The golfing industry might be in for a windfall after Tiger Woods clinched his fifth Masters win on Sunday, CNBC's Jim Cramer said.
"I think the golf renaissance is about to blow up thanks in part to the Tiger Woods effect, and right now the best pure play on the industry is Acushnet Holdings," the "Mad Money" host said Monday. "That said, if you'd prefer something more beaten down, I still like Callaway down here. I just think it's more risky."
Cramer said superstars are great for selling merchandise and Woods' decade-long comeback story could help trigger a faster recovery in the "seemingly boring sport" of golf. Interest in the game, typically popular among older generations, has picked up among millennials with the introduction of interactive concepts like TopGolf, he said.
The fun-focused TopGolf courses can be enjoyed by professionals and beginners alike.
Stocks connected to golf and Woods rallied on Monday.
Superstars are great at selling merchandise. Callaway and Acushnet gained 1.45% and 1.65%, respectively, while Nike gained 0.7%. The athletic apparel giant took a gamble in 2009 by keeping its sponsorship deal with Woods after years of negative headlines for the golfer. Woods' victory on Sunday is reportedly worth $22.5 million for the sports apparel brand.
Cramer also noted that Nike also sponsors Francesco Molinari and Tony Finau, who tied for fifth in the tournament at Augusta National Golf Course in Georgia.
"Those Tiger Woods mock neck golf shirts, well they're already sold out in several colors on Nike's website. This is a small piece of the pie, but it can't hurt," Cramer said.
Cramer first recommended Callaway in 2016 when the stock was at $11.50. The golf equipment seller climbed north of $24 last September before dropping to about $14 during the fourth-quarter sell-off, he said. The stock finished trading at $16.78 on Monday. The host said the stock is cheap at current levels, selling at about 15-times earnings.

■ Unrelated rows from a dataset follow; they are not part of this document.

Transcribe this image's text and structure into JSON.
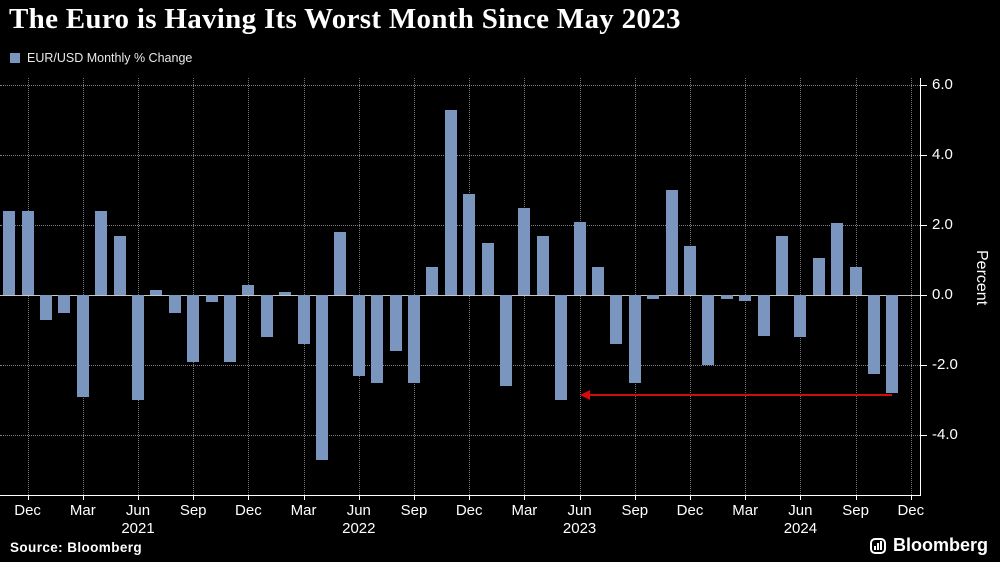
{
  "header": {
    "title": "The Euro is Having Its Worst Month Since May 2023",
    "legend_label": "EUR/USD Monthly % Change"
  },
  "footer": {
    "source": "Source: Bloomberg",
    "brand": "Bloomberg"
  },
  "chart_data": {
    "type": "bar",
    "title": "The Euro is Having Its Worst Month Since May 2023",
    "legend": "EUR/USD Monthly % Change",
    "ylabel": "Percent",
    "xlabel": "",
    "ylim": [
      -5.7,
      6.2
    ],
    "grid": true,
    "legend_position": "top-left",
    "ytick_values": [
      6.0,
      4.0,
      2.0,
      0.0,
      -2.0,
      -4.0
    ],
    "ytick_labels": [
      "6.0",
      "4.0",
      "2.0",
      "0.0",
      "-2.0",
      "-4.0"
    ],
    "bar_color": "#7A96BF",
    "arrow_color": "#D40B0B",
    "slots": 50,
    "months": [
      "Nov 2020",
      "Dec 2020",
      "Jan 2021",
      "Feb 2021",
      "Mar 2021",
      "Apr 2021",
      "May 2021",
      "Jun 2021",
      "Jul 2021",
      "Aug 2021",
      "Sep 2021",
      "Oct 2021",
      "Nov 2021",
      "Dec 2021",
      "Jan 2022",
      "Feb 2022",
      "Mar 2022",
      "Apr 2022",
      "May 2022",
      "Jun 2022",
      "Jul 2022",
      "Aug 2022",
      "Sep 2022",
      "Oct 2022",
      "Nov 2022",
      "Dec 2022",
      "Jan 2023",
      "Feb 2023",
      "Mar 2023",
      "Apr 2023",
      "May 2023",
      "Jun 2023",
      "Jul 2023",
      "Aug 2023",
      "Sep 2023",
      "Oct 2023",
      "Nov 2023",
      "Dec 2023",
      "Jan 2024",
      "Feb 2024",
      "Mar 2024",
      "Apr 2024",
      "May 2024",
      "Jun 2024",
      "Jul 2024",
      "Aug 2024",
      "Sep 2024",
      "Oct 2024",
      "Nov 2024"
    ],
    "values": [
      2.4,
      2.4,
      -0.7,
      -0.5,
      -2.9,
      2.4,
      1.7,
      -3.0,
      0.15,
      -0.5,
      -1.9,
      -0.2,
      -1.9,
      0.3,
      -1.2,
      0.1,
      -1.4,
      -4.7,
      1.8,
      -2.3,
      -2.5,
      -1.6,
      -2.5,
      0.8,
      5.3,
      2.9,
      1.5,
      -2.6,
      2.5,
      1.7,
      -3.0,
      2.1,
      0.8,
      -1.4,
      -2.5,
      -0.1,
      3.0,
      1.4,
      -2.0,
      -0.1,
      -0.15,
      -1.15,
      1.7,
      -1.2,
      1.05,
      2.05,
      0.8,
      -2.25,
      -2.8
    ],
    "x_ticks": [
      {
        "index": 1,
        "label": "Dec"
      },
      {
        "index": 4,
        "label": "Mar"
      },
      {
        "index": 7,
        "label": "Jun"
      },
      {
        "index": 10,
        "label": "Sep"
      },
      {
        "index": 13,
        "label": "Dec"
      },
      {
        "index": 16,
        "label": "Mar"
      },
      {
        "index": 19,
        "label": "Jun"
      },
      {
        "index": 22,
        "label": "Sep"
      },
      {
        "index": 25,
        "label": "Dec"
      },
      {
        "index": 28,
        "label": "Mar"
      },
      {
        "index": 31,
        "label": "Jun"
      },
      {
        "index": 34,
        "label": "Sep"
      },
      {
        "index": 37,
        "label": "Dec"
      },
      {
        "index": 40,
        "label": "Mar"
      },
      {
        "index": 43,
        "label": "Jun"
      },
      {
        "index": 46,
        "label": "Sep"
      },
      {
        "index": 49,
        "label": "Dec"
      }
    ],
    "year_labels": [
      {
        "index": 7,
        "label": "2021"
      },
      {
        "index": 19,
        "label": "2022"
      },
      {
        "index": 31,
        "label": "2023"
      },
      {
        "index": 43,
        "label": "2024"
      }
    ],
    "annotation": {
      "type": "arrow",
      "y": -2.85,
      "from_index": 48,
      "to_index": 31.1
    }
  }
}
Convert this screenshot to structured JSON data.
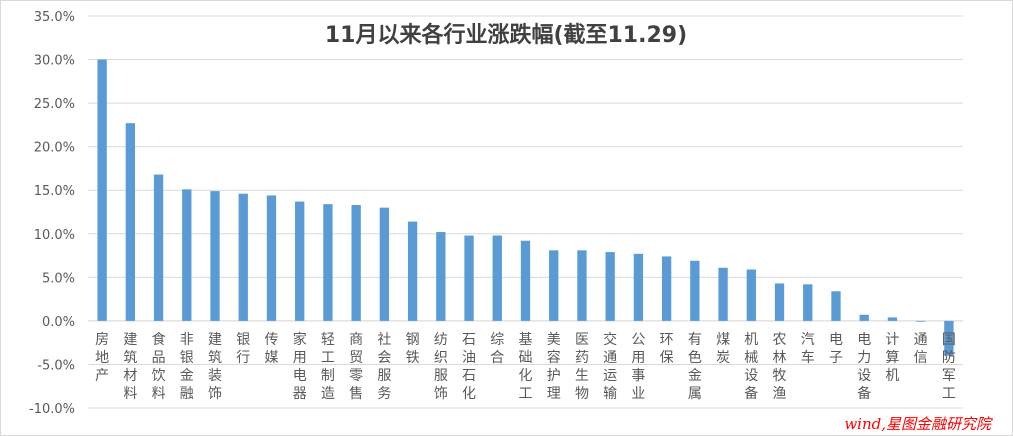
{
  "chart_data": {
    "type": "bar",
    "title": "11月以来各行业涨跌幅(截至11.29)",
    "xlabel": "",
    "ylabel": "",
    "ylim": [
      -0.1,
      0.35
    ],
    "yticks": [
      "35.0%",
      "30.0%",
      "25.0%",
      "20.0%",
      "15.0%",
      "10.0%",
      "5.0%",
      "0.0%",
      "-5.0%",
      "-10.0%"
    ],
    "categories": [
      "房地产",
      "建筑材料",
      "食品饮料",
      "非银金融",
      "建筑装饰",
      "银行",
      "传媒",
      "家用电器",
      "轻工制造",
      "商贸零售",
      "社会服务",
      "钢铁",
      "纺织服饰",
      "石油石化",
      "综合",
      "基础化工",
      "美容护理",
      "医药生物",
      "交通运输",
      "公用事业",
      "环保",
      "有色金属",
      "煤炭",
      "机械设备",
      "农林牧渔",
      "汽车",
      "电子",
      "电力设备",
      "计算机",
      "通信",
      "国防军工"
    ],
    "values": [
      0.3,
      0.227,
      0.168,
      0.151,
      0.149,
      0.146,
      0.144,
      0.137,
      0.134,
      0.133,
      0.13,
      0.114,
      0.102,
      0.098,
      0.098,
      0.092,
      0.081,
      0.081,
      0.079,
      0.077,
      0.074,
      0.069,
      0.061,
      0.059,
      0.043,
      0.042,
      0.034,
      0.007,
      0.004,
      0.0,
      -0.04
    ],
    "color": "#5b9bd5",
    "grid": true,
    "source": "wind,星图金融研究院"
  }
}
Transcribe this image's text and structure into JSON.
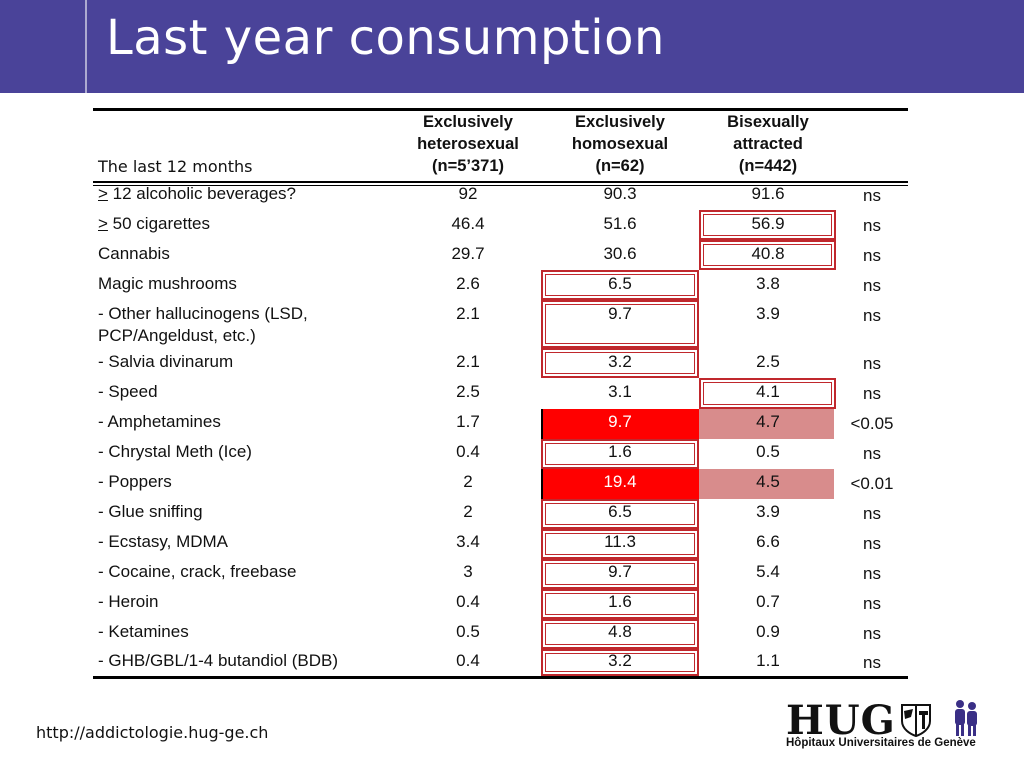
{
  "slide": {
    "title": "Last year consumption",
    "footer_url": "http://addictologie.hug-ge.ch"
  },
  "table": {
    "left_header": "The last 12 months",
    "columns": [
      {
        "line1": "Exclusively",
        "line2": "heterosexual",
        "line3": "(n=5’371)"
      },
      {
        "line1": "Exclusively",
        "line2": "homosexual",
        "line3": "(n=62)"
      },
      {
        "line1": "Bisexually",
        "line2": "attracted",
        "line3": "(n=442)"
      }
    ],
    "rows": [
      {
        "label": "> 12 alcoholic beverages?",
        "het": "92",
        "hom": "90.3",
        "bi": "91.6",
        "sig": "ns"
      },
      {
        "label": "> 50 cigarettes",
        "het": "46.4",
        "hom": "51.6",
        "bi": "56.9",
        "sig": "ns"
      },
      {
        "label": "Cannabis",
        "het": "29.7",
        "hom": "30.6",
        "bi": "40.8",
        "sig": "ns"
      },
      {
        "label": "Magic mushrooms",
        "het": "2.6",
        "hom": "6.5",
        "bi": "3.8",
        "sig": "ns"
      },
      {
        "label_line1": "- Other hallucinogens (LSD,",
        "label_line2": "PCP/Angeldust, etc.)",
        "het": "2.1",
        "hom": "9.7",
        "bi": "3.9",
        "sig": "ns"
      },
      {
        "label": "- Salvia divinarum",
        "het": "2.1",
        "hom": "3.2",
        "bi": "2.5",
        "sig": "ns"
      },
      {
        "label": "- Speed",
        "het": "2.5",
        "hom": "3.1",
        "bi": "4.1",
        "sig": "ns"
      },
      {
        "label": "- Amphetamines",
        "het": "1.7",
        "hom": "9.7",
        "bi": "4.7",
        "sig": "<0.05"
      },
      {
        "label": "- Chrystal Meth (Ice)",
        "het": "0.4",
        "hom": "1.6",
        "bi": "0.5",
        "sig": "ns"
      },
      {
        "label": "- Poppers",
        "het": "2",
        "hom": "19.4",
        "bi": "4.5",
        "sig": "<0.01"
      },
      {
        "label": "- Glue sniffing",
        "het": "2",
        "hom": "6.5",
        "bi": "3.9",
        "sig": "ns"
      },
      {
        "label": "- Ecstasy, MDMA",
        "het": "3.4",
        "hom": "11.3",
        "bi": "6.6",
        "sig": "ns"
      },
      {
        "label": "- Cocaine, crack, freebase",
        "het": "3",
        "hom": "9.7",
        "bi": "5.4",
        "sig": "ns"
      },
      {
        "label": "- Heroin",
        "het": "0.4",
        "hom": "1.6",
        "bi": "0.7",
        "sig": "ns"
      },
      {
        "label": "- Ketamines",
        "het": "0.5",
        "hom": "4.8",
        "bi": "0.9",
        "sig": "ns"
      },
      {
        "label": "- GHB/GBL/1-4 butandiol (BDB)",
        "het": "0.4",
        "hom": "3.2",
        "bi": "1.1",
        "sig": "ns"
      }
    ]
  },
  "logo": {
    "name": "HUG",
    "subtitle": "Hôpitaux Universitaires de Genève"
  },
  "colors": {
    "title_bar": "#4a4399",
    "highlight_red": "#ff0000",
    "highlight_pink": "#d88c8c",
    "box_border": "#c0282d"
  }
}
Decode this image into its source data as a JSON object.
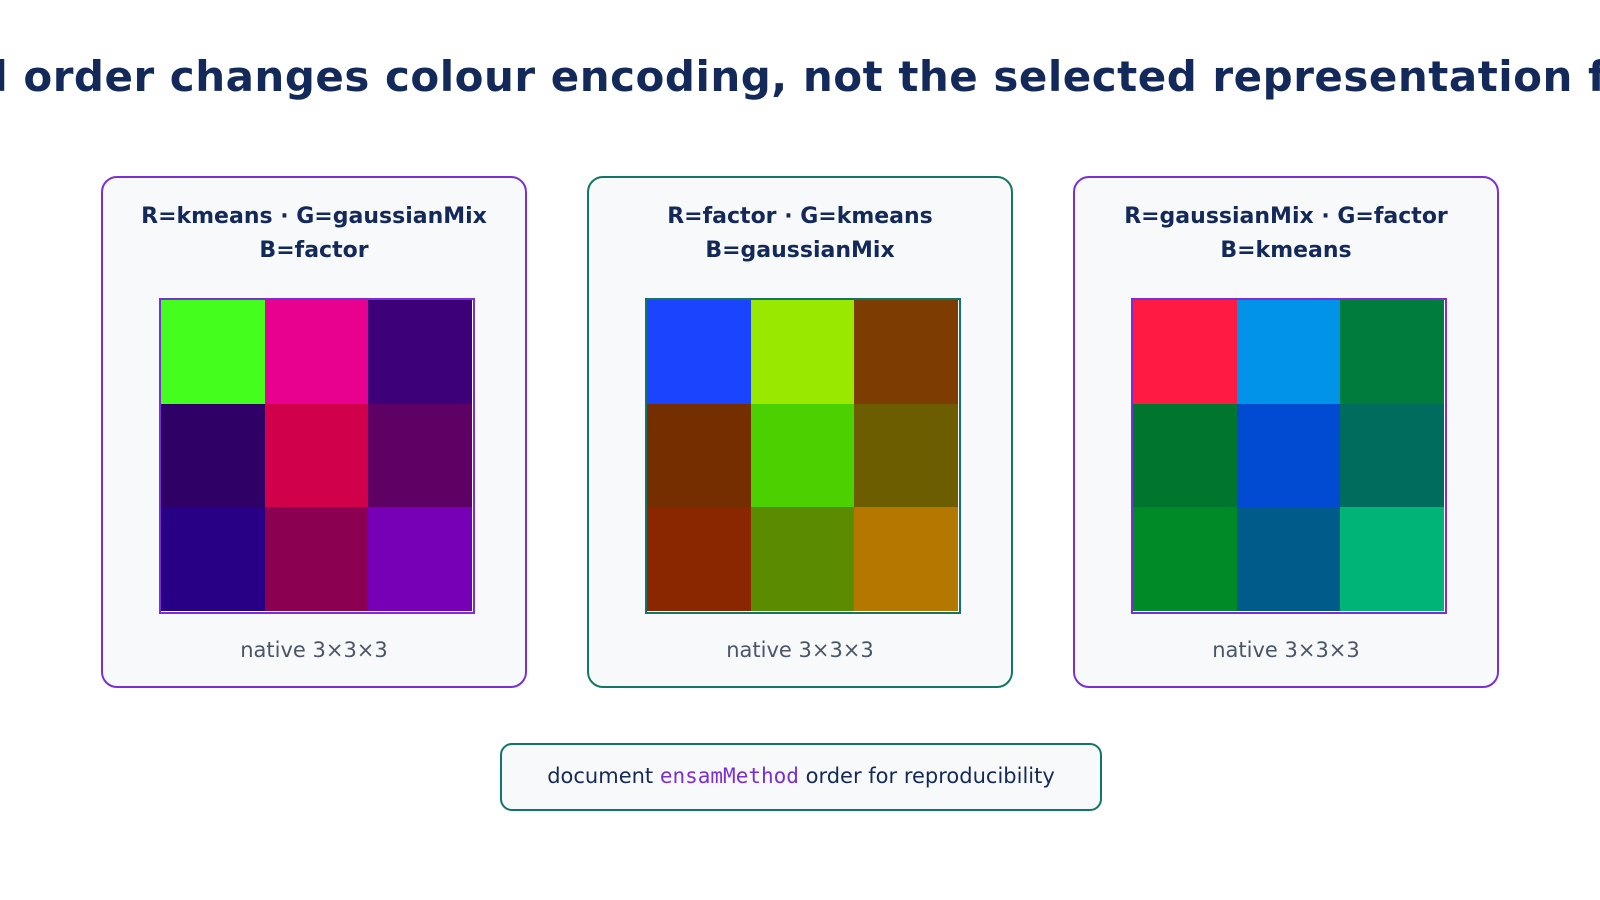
{
  "title": "el order changes colour encoding, not the selected representation fa",
  "panels": [
    {
      "line1": "R=kmeans · G=gaussianMix",
      "line2": "B=factor",
      "caption": "native 3×3×3",
      "cells": [
        "#44ff1d",
        "#e8008f",
        "#3d0078",
        "#2f0066",
        "#d1004b",
        "#5e0064",
        "#270086",
        "#8b0051",
        "#7700b6"
      ]
    },
    {
      "line1": "R=factor · G=kmeans",
      "line2": "B=gaussianMix",
      "caption": "native 3×3×3",
      "cells": [
        "#1a44ff",
        "#99e800",
        "#7d3d00",
        "#752e00",
        "#4bd100",
        "#6c5e00",
        "#8a2700",
        "#5b8b00",
        "#b47700"
      ]
    },
    {
      "line1": "R=gaussianMix · G=factor",
      "line2": "B=kmeans",
      "caption": "native 3×3×3",
      "cells": [
        "#ff1a44",
        "#0093e8",
        "#007d3d",
        "#00752e",
        "#004bd1",
        "#006c5e",
        "#008a27",
        "#005b8b",
        "#00b477"
      ]
    }
  ],
  "note": {
    "before": "document ",
    "code": "ensamMethod",
    "after": " order for reproducibility"
  }
}
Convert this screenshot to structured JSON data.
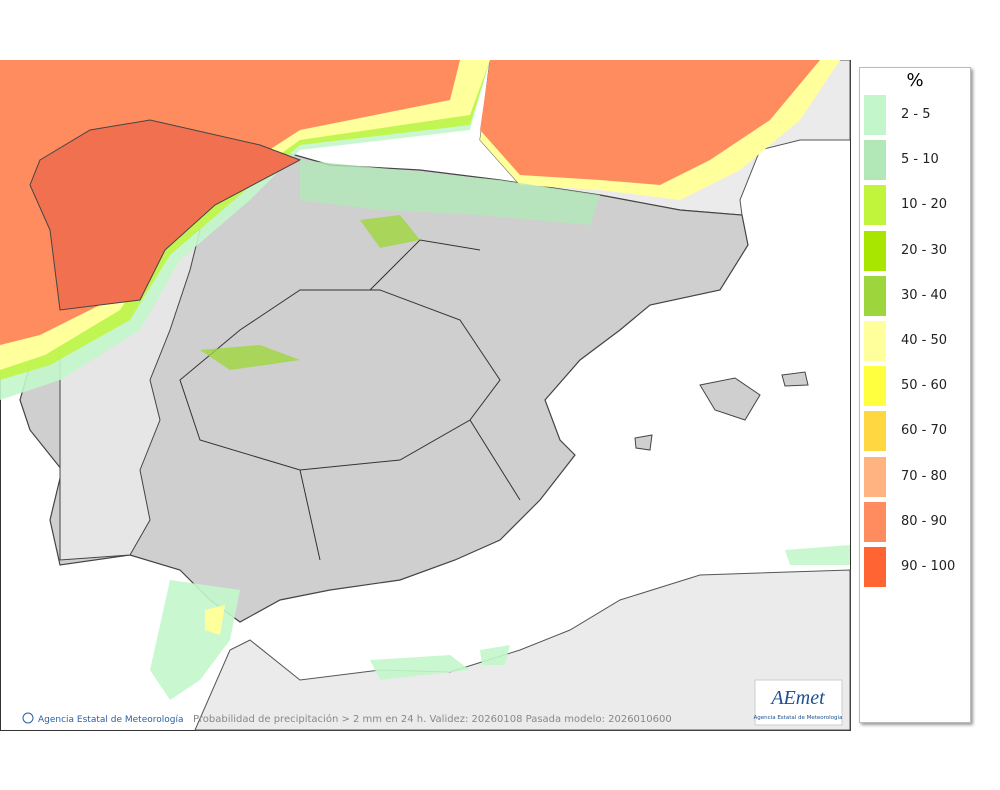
{
  "legend": {
    "title": "%",
    "items": [
      {
        "label": "2 - 5",
        "color": "#c3f7cb"
      },
      {
        "label": "5 - 10",
        "color": "#b2e8b8"
      },
      {
        "label": "10 - 20",
        "color": "#c0f53c"
      },
      {
        "label": "20 - 30",
        "color": "#a8e600"
      },
      {
        "label": "30 - 40",
        "color": "#9dd63c"
      },
      {
        "label": "40 - 50",
        "color": "#ffff9c"
      },
      {
        "label": "50 - 60",
        "color": "#ffff40"
      },
      {
        "label": "60 - 70",
        "color": "#ffd740"
      },
      {
        "label": "70 - 80",
        "color": "#ffb380"
      },
      {
        "label": "80 - 90",
        "color": "#ff8c5f"
      },
      {
        "label": "90 - 100",
        "color": "#ff6432"
      }
    ]
  },
  "footer": {
    "credit": "Agencia Estatal de Meteorología",
    "caption": "Probabilidad de precipitación > 2 mm en 24 h. Validez: 20260108 Pasada modelo: 2026010600"
  },
  "logo": {
    "name": "AEmet",
    "subtitle": "Agencia Estatal de Meteorología"
  }
}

The company is facing further pressure for borrowing $476 million to buy Jack Wolfskin, a Germany-based manufacturer of outdoor wear and equipment, Cramer added. It would no longer be a "pure play" on golf once the deal goes through, he said.
"They're talking about a down year, in part because the Jack Wolfskin deal. It's weighing more heavily on the numbers than they expected," Cramer said. "That said, Callaway's got a great track record when it comes to buying other businesses, so maybe they deliver the benefit ... of the doubt."
Cramer first recommended Acushnet last April at a share price of roughly $23. The company put together some good quarters and the stock gained about 18% by August before also breaking down during the end-of-the-year market sell-off, he said. Acushnet has 70% market share in the highest-end golf balls, Cramer said.
The stock ended Monday's session below $24, and there's a strong bull case for the company.
"Acushnet has also embraced personalization — they're selling more and more custom merchandise that carries much higher margins," Cramer said. "Best of all, this one is inexpensive, people, [selling for] less than 15 times next year's numbers. And unlike Callaway, there's no hair on this one, which is why Acushnet is now my favorite go-to golf stock."
Other companies with golf ties that piqued Cramer's interest included CBS, which broadcasts the Masters, Discovery, which has an exclusive multi-year content deal with Woods, and Comcast, the CNBC parent that also owns The Golf Channel.
Disclosure: Cramer's charitable trust owns shares of Comcast.